あまりの見識の低さに愕然とするが、日本の社会には本気でそう思っている大メディアの報道局長や“大物政治家”がいるのも事実だから、どこがおかしいのか明確にしておく必要がある。
1つは、福田次官とAさんの会話は、「取材活動ではない」ということ。「取材」とは、「質問と回答がある」ことが大前提だ。Aさんが質問したことはたしかだが、福田次官は回答しておらず、取材はまったく成り立っていない。どこの世界に、「おっぱい触っていい?」「浮気しようね」というバカげた回答があるのか。このテープに録音されているのは、ただの「性的嫌がらせ」であり、取材活動でも何でもない。もしテレビ朝日が「これが自分たちの取材のやり取りだ」と胸を張るなら、日常的にどんな取材をしているのか、気になって仕方ない。
もう1つは、犯罪行為や反社会的行為、社会規範に照らして逸脱した行為を目の当たりにしたジャーナリストが、もし自社の媒体で報じられないとなったとき、それが社会的に報じられる価値があるならば、ありとあらゆる手段で報じようとするのは、ごく当然の行為だ。週刊誌でも、新聞でも、テレビでも、SNSでも、動画サイトでも、手作りのビラでも、何でもいい。報じられるべき事実を「ウチの会社じゃできないから闇に葬ろう」というのが、ジャーナリズムなのか。それではただの“御用聞き”だ。

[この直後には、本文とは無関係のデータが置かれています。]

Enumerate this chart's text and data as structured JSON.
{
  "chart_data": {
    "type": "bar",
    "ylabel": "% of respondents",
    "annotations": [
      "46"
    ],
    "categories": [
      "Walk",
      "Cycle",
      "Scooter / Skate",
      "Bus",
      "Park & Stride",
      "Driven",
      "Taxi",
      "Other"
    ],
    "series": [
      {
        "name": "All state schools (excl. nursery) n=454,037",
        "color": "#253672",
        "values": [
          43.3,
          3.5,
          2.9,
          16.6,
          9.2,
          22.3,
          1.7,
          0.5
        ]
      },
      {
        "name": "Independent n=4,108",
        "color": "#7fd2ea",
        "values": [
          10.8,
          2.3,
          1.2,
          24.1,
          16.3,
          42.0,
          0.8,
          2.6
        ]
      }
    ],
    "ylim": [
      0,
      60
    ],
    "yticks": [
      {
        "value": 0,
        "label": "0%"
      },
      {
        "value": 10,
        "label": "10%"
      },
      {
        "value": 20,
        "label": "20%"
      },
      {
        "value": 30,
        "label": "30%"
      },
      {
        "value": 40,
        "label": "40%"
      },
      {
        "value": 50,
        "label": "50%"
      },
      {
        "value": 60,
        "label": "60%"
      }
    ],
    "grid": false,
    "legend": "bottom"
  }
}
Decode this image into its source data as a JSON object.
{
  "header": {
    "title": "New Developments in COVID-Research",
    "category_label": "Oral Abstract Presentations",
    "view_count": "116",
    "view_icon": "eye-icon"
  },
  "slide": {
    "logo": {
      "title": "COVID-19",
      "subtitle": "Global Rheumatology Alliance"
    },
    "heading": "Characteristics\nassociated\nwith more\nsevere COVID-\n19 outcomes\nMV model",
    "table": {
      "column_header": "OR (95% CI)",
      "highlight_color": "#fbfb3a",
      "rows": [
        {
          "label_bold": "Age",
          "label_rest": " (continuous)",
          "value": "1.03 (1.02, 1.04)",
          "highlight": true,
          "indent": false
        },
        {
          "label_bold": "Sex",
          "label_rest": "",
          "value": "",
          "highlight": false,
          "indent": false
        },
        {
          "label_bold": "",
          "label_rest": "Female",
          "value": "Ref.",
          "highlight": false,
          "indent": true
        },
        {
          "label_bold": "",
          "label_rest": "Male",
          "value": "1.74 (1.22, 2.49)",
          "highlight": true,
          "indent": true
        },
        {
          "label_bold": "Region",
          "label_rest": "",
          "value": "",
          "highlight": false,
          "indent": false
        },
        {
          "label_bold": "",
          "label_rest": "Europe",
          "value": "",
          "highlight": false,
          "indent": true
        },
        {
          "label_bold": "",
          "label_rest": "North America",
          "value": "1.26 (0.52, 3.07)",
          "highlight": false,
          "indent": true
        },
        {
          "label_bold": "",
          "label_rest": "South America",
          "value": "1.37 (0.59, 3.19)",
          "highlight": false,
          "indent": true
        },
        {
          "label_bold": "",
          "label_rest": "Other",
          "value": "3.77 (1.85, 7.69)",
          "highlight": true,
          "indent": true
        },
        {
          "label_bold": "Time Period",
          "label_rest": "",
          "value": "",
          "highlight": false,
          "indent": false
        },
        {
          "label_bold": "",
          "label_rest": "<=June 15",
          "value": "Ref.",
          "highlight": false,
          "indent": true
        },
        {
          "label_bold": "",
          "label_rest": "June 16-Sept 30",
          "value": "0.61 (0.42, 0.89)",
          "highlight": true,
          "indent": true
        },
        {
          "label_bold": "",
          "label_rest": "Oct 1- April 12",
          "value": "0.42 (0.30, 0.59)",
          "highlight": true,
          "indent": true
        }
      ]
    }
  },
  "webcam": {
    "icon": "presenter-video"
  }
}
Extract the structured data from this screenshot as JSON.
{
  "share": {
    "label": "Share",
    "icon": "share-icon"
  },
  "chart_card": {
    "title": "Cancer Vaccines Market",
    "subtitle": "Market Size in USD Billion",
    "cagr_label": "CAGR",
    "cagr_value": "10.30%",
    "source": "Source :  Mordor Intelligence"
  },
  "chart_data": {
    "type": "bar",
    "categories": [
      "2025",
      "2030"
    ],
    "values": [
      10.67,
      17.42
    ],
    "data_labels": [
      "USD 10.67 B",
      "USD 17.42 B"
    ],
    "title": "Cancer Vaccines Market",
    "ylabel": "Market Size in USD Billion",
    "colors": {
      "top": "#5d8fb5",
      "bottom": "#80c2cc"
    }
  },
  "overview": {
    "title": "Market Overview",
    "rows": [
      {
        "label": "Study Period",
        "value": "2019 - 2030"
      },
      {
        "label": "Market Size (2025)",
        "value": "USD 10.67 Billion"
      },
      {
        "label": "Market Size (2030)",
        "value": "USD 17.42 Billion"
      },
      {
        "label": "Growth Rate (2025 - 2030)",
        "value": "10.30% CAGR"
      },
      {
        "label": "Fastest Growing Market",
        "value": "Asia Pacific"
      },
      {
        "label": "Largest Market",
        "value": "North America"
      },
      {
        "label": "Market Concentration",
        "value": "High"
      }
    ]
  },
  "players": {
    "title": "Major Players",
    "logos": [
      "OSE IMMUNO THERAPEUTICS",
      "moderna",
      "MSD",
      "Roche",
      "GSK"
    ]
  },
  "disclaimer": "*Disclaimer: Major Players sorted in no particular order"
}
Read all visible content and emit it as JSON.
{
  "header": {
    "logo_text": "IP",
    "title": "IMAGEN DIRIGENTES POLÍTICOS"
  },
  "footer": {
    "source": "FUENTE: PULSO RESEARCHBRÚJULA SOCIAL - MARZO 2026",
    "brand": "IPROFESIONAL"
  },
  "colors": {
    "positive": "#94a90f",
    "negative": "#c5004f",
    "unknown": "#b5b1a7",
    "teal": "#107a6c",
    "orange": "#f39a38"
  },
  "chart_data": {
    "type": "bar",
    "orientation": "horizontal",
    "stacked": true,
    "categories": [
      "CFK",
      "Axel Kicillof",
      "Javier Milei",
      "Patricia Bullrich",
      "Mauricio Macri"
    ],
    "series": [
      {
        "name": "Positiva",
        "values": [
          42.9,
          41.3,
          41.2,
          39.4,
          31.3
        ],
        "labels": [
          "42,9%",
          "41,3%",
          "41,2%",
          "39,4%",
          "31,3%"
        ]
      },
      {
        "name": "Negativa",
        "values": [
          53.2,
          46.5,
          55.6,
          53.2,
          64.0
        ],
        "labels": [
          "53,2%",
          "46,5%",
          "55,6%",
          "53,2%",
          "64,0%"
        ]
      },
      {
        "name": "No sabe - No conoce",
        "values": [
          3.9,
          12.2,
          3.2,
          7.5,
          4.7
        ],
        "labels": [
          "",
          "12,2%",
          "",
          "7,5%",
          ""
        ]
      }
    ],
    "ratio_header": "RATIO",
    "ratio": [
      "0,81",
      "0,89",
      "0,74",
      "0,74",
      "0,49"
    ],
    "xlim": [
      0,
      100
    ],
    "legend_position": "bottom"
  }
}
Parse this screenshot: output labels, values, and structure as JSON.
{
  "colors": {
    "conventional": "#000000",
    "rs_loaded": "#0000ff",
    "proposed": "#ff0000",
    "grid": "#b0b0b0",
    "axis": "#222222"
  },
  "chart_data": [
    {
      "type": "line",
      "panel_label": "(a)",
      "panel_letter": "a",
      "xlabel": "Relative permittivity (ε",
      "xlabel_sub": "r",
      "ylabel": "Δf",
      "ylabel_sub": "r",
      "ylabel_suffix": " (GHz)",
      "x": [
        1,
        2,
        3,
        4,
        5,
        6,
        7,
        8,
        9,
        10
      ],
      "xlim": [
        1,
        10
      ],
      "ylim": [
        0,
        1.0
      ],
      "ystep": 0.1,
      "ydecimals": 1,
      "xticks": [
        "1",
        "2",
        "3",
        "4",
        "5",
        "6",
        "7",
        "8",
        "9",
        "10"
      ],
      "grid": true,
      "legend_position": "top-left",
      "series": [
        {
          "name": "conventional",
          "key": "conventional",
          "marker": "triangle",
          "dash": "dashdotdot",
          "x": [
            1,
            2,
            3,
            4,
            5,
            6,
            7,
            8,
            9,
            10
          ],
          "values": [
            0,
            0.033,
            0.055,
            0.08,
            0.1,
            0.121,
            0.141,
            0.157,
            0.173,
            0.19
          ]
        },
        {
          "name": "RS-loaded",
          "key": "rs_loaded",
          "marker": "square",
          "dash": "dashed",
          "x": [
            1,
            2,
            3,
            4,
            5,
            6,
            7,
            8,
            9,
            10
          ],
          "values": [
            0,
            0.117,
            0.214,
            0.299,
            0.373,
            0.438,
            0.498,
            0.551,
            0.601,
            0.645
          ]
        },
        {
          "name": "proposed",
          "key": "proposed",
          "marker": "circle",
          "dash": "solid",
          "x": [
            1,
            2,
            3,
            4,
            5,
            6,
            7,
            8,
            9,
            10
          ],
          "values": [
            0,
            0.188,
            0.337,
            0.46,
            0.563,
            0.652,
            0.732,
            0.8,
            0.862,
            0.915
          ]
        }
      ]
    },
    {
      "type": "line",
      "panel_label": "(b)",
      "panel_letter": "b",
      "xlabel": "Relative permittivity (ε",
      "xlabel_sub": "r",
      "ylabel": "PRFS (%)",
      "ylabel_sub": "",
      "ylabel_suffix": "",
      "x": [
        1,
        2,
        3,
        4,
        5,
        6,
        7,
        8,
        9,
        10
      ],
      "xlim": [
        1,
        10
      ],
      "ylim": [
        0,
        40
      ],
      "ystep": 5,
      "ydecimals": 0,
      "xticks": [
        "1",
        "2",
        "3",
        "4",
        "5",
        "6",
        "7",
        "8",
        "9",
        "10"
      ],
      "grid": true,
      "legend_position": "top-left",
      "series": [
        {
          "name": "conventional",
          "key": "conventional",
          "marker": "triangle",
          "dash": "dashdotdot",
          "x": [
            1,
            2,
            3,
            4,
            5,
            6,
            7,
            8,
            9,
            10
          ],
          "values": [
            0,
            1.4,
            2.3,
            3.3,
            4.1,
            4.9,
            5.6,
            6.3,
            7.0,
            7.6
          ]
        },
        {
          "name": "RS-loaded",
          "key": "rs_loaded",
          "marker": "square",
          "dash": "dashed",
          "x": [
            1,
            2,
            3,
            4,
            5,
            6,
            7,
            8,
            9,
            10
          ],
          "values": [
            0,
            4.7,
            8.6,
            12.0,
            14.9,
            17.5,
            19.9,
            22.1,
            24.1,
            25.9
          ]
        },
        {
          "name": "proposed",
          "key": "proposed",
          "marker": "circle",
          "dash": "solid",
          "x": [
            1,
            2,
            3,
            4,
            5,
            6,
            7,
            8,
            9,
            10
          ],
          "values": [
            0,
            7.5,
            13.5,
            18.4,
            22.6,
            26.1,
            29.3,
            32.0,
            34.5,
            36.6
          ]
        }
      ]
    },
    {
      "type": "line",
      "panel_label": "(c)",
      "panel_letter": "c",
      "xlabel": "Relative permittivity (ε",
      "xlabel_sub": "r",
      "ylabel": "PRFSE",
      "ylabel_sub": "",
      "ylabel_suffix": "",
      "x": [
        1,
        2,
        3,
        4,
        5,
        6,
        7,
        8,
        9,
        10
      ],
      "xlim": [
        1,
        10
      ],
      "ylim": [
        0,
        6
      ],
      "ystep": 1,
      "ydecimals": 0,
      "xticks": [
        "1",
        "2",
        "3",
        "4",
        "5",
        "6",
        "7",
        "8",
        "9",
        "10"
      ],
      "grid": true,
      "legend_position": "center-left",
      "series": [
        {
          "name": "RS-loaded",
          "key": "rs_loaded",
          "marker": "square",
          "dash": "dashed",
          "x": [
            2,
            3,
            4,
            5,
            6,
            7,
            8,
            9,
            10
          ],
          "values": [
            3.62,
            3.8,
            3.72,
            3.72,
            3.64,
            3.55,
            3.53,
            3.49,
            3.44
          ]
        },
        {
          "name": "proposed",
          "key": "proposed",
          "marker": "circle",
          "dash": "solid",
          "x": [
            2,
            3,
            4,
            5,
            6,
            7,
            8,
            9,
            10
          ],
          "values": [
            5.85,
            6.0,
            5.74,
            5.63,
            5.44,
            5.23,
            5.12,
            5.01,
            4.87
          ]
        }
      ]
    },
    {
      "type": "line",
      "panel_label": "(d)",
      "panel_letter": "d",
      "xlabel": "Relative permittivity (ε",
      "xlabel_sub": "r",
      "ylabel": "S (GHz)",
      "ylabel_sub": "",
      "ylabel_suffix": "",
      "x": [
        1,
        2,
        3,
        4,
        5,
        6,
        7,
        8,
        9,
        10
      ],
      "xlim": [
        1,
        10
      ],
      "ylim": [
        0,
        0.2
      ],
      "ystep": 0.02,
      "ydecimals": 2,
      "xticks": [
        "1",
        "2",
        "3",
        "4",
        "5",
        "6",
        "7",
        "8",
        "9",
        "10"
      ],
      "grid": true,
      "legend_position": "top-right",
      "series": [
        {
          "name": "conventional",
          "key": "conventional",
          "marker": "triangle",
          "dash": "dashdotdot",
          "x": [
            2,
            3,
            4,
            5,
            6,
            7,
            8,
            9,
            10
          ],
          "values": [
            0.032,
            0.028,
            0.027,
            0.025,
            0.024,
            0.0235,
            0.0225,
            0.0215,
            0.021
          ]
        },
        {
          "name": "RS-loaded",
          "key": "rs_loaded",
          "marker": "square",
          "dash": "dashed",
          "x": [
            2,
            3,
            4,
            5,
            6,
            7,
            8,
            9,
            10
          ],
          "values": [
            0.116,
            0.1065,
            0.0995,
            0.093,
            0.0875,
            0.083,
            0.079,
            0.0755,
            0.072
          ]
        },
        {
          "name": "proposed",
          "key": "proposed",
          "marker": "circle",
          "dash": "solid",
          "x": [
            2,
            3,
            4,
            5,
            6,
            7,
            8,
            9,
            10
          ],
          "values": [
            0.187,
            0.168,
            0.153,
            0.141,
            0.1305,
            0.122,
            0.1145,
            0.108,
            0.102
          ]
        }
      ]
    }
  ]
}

テレビ朝日の会見に出席した日本テレビの男性記者は、「この音声の提供に際して、いわゆる謝礼金みたいなものが発生しているのかどうか」と質問した。謝礼を受け取ろうが、受け取るまいが、「福田次官のセクハラ発言」という事実は不変だ。記者は「Aさんはカネ目的で福田次官をハメた」と貶めたかったのだろう。これが日本の記者のレベルだ。(念のために、Aさんは謝礼を受け取っていないという)
「告発した女性が悪い」と言い立てるのが日本社会の現実だ。女性が実名で声を上げられるはずがない。